Based on scientific evidence, the plaintiffs argue that climate change is already threatening their native title rights and distinctive customary culture. They allege that, due to the progression of climate change and the increasing storms and rising sea levels that result from this, they face an increasing threat of floods and of rising salt concentrations in their soil. Some islands, they argue, could become uninhabitable if the global temperature rises to levels more than 1.5°C above pre-industrial levels. One of the plaintiffs noted that that his people have lived on the islands in question for over 65,000 years.
The plaintiffs allege that the Australian government owes a duty of care to Torres Strait Islanders. It must, in other words, take reasonable measures to protect them, their environment, their culture and their traditional way of life from the harms caused by climate change. Because current climate action and targets are not consistent with the best available climate science, they argue, this duty of care has been breached. They invoke the Torres Strait Treaty, which requires the Australian government to protect and preserve the marine environment in the region.

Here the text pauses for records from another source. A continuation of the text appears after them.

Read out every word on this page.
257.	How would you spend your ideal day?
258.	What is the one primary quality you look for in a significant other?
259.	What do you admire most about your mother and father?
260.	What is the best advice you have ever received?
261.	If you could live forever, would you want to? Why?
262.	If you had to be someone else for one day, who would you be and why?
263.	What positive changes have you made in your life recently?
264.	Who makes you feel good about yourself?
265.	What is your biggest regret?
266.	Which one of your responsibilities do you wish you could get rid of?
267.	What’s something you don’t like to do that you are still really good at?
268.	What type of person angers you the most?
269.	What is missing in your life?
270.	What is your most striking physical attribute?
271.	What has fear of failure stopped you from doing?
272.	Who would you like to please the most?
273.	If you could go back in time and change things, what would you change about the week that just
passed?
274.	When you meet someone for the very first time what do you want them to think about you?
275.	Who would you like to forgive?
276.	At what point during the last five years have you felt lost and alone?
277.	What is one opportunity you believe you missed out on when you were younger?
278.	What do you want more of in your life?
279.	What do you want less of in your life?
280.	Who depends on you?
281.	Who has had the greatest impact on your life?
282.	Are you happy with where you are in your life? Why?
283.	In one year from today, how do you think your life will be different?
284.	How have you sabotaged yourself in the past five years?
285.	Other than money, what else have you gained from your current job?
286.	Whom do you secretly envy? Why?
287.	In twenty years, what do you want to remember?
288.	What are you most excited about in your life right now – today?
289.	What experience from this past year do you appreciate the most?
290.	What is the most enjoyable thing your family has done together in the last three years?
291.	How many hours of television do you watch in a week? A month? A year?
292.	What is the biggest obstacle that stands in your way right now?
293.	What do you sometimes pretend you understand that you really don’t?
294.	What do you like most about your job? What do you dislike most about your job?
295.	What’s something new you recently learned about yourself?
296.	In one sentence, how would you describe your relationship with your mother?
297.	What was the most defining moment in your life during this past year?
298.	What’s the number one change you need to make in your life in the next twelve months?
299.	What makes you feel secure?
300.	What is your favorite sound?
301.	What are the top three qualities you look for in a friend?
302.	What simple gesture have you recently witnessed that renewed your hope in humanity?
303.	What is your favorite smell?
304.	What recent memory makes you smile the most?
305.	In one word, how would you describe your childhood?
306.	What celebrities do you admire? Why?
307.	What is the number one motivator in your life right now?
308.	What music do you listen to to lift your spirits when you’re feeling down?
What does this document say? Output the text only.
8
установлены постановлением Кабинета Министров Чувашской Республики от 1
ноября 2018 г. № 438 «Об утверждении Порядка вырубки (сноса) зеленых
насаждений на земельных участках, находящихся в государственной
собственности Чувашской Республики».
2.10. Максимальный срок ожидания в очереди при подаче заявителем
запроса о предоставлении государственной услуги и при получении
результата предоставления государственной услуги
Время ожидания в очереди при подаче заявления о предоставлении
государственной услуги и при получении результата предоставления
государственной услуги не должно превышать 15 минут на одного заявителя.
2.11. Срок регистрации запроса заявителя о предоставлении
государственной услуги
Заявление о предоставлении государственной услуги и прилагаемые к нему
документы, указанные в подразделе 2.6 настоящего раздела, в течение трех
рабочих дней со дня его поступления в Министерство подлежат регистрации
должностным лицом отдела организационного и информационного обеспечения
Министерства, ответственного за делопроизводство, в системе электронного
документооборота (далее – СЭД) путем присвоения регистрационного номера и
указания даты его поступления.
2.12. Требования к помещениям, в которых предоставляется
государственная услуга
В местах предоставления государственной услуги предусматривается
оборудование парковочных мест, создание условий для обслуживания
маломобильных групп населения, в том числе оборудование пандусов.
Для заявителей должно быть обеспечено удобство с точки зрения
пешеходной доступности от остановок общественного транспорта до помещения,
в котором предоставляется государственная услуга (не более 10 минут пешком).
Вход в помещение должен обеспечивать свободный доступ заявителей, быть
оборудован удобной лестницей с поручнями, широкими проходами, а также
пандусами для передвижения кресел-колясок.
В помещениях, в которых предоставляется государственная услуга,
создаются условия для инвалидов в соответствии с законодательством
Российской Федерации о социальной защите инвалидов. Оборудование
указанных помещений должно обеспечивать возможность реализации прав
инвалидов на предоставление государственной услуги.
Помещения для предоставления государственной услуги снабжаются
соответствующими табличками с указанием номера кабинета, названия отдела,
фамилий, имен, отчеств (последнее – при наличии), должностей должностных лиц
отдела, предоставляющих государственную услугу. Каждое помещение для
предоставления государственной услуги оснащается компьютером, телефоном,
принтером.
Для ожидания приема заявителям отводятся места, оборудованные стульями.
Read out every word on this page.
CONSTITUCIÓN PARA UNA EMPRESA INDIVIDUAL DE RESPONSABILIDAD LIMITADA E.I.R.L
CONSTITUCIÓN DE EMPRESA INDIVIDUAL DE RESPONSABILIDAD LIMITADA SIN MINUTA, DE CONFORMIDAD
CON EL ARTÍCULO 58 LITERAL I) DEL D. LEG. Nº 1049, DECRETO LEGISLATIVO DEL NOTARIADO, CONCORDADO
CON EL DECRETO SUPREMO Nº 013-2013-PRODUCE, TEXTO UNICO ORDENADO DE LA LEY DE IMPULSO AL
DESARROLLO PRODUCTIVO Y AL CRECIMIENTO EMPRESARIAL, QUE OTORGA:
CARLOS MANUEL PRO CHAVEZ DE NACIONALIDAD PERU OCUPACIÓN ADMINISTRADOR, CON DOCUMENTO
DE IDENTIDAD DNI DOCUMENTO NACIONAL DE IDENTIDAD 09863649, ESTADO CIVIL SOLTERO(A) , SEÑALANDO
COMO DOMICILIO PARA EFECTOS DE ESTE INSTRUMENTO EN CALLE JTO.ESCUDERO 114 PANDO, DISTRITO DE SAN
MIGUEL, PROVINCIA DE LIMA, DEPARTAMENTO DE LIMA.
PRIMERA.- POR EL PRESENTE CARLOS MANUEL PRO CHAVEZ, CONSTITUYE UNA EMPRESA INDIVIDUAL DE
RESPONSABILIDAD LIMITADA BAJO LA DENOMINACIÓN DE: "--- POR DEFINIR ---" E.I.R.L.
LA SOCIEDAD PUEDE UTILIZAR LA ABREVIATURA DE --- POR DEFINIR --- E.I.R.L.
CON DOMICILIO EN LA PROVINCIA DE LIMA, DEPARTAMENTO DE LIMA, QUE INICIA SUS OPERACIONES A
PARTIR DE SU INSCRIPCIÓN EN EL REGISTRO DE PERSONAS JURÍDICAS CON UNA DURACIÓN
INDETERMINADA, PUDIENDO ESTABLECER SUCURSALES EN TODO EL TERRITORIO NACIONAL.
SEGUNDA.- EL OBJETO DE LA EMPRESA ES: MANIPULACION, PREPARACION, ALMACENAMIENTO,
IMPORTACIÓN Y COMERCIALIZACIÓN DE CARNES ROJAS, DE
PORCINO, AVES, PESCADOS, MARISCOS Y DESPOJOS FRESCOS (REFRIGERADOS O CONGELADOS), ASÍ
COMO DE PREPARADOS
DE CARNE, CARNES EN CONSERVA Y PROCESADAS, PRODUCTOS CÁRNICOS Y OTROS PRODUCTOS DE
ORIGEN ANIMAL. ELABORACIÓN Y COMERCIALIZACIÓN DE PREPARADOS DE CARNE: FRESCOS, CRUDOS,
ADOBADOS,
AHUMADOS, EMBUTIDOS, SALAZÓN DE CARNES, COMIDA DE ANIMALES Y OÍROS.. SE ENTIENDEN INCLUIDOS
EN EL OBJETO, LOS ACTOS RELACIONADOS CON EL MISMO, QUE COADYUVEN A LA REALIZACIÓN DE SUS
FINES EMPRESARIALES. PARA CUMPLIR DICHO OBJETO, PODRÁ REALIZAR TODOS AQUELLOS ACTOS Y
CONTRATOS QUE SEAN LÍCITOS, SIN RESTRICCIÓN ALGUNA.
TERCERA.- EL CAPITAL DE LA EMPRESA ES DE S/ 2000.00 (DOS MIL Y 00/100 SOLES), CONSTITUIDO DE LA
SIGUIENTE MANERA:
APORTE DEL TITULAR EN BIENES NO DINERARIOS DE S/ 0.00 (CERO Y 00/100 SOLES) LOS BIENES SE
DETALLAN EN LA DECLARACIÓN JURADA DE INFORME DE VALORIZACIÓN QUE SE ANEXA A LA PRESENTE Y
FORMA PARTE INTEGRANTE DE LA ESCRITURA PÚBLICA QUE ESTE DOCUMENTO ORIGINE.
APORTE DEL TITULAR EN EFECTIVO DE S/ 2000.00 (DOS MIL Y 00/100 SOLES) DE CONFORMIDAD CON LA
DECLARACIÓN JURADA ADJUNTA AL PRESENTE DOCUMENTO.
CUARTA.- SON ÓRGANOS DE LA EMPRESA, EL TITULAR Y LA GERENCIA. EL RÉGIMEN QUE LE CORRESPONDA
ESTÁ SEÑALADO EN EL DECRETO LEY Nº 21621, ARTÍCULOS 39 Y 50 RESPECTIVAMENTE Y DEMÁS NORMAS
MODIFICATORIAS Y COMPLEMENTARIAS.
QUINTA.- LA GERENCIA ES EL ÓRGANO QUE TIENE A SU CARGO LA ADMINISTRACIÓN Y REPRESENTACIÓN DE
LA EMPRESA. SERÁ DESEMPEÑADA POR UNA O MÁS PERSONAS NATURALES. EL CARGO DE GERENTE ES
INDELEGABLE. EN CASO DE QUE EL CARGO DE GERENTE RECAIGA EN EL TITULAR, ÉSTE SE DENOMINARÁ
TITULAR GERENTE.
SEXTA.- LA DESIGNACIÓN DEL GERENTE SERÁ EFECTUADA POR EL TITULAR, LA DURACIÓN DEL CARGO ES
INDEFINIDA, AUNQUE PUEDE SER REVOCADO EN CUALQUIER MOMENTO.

The plaintiffs seek declarations that Australia owes a duty of care to the Torres Strait Islanders which requires reasonable protective measures aimed at the Islanders, their traditional way of life and the marine environment; and that Australia has breached this duty. They further request the court to order an injunction requiring Australia to implement both climate adaptation and mitigation measures that are consistent with best available science and the payment of compensation for loss and damage.
The plaintiffs seek both mitigation and adaptation measures and rely on the duty of care recognized in the Sharma case.
In 2023, representatives of the Federal Court traveled to the Torres Strait to collect evidence from members of the community.
A hearing of expert evidence is set to be held in this case on the premises of the Federal Court in Melbourne starting in late October 2023.